Dual-stage Flows-based Generative Modeling for Traceable Urban Planning

  • paper_url: http://arxiv.org/abs/2310.02453
  • repo_url: None
  • paper_authors: Xuanming Hu, Wei Fan, Dongjie Wang, Pengyang Wang, Yong Li, Yanjie Fu
  • for: 这篇论文的目的是为了开发一个自动化的城市规划技术,以解决传统城市规划的复杂和严重的问题。
  • methods: 这篇论文使用了一种基于普通化流的新生成框架,即双阶段城市流程(DSUF)框架。这个框架包括两个阶段:首先是使用区域水平的城市规划流程来生成城市功能区,然后使用资讯融合模块来捕捉不同功能区之间的关系,最后是使用配置水平的城市规划流程来从融合的信息中获得适当的土地使用配置。
  • results: 论文的实验结果显示,这个新生成框架可以比其他生成模型更好地完成城市规划任务。
    Abstract Urban planning, which aims to design feasible land-use configurations for target areas, has become increasingly essential due to the high-speed urbanization process in the modern era. However, the traditional urban planning conducted by human designers can be a complex and onerous task. Thanks to the advancement of deep learning algorithms, researchers have started to develop automated planning techniques.
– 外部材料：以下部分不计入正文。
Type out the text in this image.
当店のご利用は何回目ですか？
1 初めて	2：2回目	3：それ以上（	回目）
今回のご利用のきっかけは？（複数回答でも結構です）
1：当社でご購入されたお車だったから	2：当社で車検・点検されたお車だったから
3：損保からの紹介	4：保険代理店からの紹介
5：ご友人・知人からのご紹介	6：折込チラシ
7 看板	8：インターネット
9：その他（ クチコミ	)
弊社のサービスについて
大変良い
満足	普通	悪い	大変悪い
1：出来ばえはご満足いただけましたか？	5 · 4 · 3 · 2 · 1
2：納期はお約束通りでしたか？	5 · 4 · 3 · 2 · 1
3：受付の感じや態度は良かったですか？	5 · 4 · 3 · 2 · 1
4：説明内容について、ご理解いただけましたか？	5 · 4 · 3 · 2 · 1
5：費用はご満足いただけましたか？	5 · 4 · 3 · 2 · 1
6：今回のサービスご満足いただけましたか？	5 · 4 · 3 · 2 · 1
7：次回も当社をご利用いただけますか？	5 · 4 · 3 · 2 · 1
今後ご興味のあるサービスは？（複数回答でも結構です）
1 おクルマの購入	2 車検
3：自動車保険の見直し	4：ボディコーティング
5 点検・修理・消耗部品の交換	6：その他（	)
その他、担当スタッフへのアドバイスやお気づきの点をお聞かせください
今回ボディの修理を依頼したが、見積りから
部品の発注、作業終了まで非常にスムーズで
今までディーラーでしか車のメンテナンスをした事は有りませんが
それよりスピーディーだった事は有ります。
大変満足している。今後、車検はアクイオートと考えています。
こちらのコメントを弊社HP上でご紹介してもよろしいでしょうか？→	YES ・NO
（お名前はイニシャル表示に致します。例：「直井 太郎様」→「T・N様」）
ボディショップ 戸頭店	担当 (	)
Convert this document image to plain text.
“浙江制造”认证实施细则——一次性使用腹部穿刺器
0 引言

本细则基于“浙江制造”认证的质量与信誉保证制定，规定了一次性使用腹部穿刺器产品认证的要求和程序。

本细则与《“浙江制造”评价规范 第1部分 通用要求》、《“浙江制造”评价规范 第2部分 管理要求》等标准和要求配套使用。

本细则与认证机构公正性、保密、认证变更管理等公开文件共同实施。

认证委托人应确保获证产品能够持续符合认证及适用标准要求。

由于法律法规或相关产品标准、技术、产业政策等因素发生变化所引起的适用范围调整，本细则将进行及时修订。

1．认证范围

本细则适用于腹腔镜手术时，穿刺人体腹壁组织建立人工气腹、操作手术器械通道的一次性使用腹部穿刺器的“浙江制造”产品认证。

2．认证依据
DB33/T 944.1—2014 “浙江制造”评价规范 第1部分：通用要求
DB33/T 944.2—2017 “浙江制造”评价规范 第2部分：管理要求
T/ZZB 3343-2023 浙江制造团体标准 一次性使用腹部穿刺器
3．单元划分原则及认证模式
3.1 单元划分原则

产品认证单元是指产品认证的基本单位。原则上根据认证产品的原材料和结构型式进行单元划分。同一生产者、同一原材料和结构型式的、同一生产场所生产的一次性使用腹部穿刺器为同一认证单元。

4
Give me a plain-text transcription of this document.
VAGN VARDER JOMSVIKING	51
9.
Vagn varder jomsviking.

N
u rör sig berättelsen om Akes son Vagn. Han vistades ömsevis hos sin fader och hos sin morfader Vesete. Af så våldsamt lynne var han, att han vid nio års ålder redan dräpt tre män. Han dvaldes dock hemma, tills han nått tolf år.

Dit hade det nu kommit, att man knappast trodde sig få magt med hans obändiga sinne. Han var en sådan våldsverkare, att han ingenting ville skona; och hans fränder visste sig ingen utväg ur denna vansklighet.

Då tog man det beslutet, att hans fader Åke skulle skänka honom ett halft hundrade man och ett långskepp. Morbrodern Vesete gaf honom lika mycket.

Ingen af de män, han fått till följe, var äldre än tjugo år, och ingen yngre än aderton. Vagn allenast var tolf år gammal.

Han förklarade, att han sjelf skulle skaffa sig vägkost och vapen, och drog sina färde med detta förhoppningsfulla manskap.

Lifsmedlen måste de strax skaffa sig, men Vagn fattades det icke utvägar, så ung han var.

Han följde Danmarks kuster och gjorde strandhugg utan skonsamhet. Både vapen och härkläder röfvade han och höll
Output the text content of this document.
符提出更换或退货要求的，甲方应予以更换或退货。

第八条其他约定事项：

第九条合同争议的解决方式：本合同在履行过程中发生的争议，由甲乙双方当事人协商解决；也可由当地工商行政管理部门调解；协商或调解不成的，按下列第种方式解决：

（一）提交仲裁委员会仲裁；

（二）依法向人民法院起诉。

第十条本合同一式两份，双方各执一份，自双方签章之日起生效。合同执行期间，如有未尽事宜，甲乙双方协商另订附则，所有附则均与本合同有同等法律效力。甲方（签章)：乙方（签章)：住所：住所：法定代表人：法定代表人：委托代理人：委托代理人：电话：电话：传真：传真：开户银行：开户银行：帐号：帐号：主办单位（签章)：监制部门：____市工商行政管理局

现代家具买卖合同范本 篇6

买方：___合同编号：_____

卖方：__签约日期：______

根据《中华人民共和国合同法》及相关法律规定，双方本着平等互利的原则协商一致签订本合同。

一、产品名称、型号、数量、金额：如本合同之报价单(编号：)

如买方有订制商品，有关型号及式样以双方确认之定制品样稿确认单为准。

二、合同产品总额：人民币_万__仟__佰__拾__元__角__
While these models have exhibited promising results, they still grapple with a couple of unresolved limitations: 1) Ignoring the relationship between urban functional zones and configurations and failing to capture the relationship among different functional zones. 2) Less interpretable and stable generation process. To overcome these limitations, we propose a novel generative framework based on normalizing flows, namely Dual-stage Urban Flows (DSUF) framework. Specifically, the first stage is to utilize zone-level urban planning flows to generate urban functional zones based on given surrounding contexts and human guidance. Then we employ an Information Fusion Module to capture the relationship among functional zones and fuse the information of different aspects. The second stage is to use configuration-level urban planning flows to obtain land-use configurations derived from fused information. We design several experiments to indicate that our framework can outperform compared to other generative models for the urban planning task.
    摘要 现代化城市规划,旨在设计可行的土地利用配置,由于高速城市化过程而变得越来越重要。然而,由人设计的传统城市规划可能是复杂且费时的任务。随着深度学习算法的发展,研究人员开始开发自动化规划技术。虽然这些模型已经表现出了扎根的结果,但它们仍然面临一些未解决的限制:1)忽略城市功能区域和配置之间的关系,不能捕捉不同功能区域之间的关系。2) menos可读性和稳定性。为了超越这些限制,我们提出了一种基于恒常流的新生成框架,即双stage城市流体系(DSUF)框架。具体来说,第一stage是利用城市规划流体系来生成基于周围上下文和人类指导的城市功能区域。然后我们利用信息融合模块来捕捉不同功能区域之间的关系,并融合不同方面的信息。第二stage是使用配置级别的城市规划流体系来从融合的信息中获得来自不同方面的配置。我们设计了一些实验,表明我们的框架可以在城市规划任务中超越其他生成模型。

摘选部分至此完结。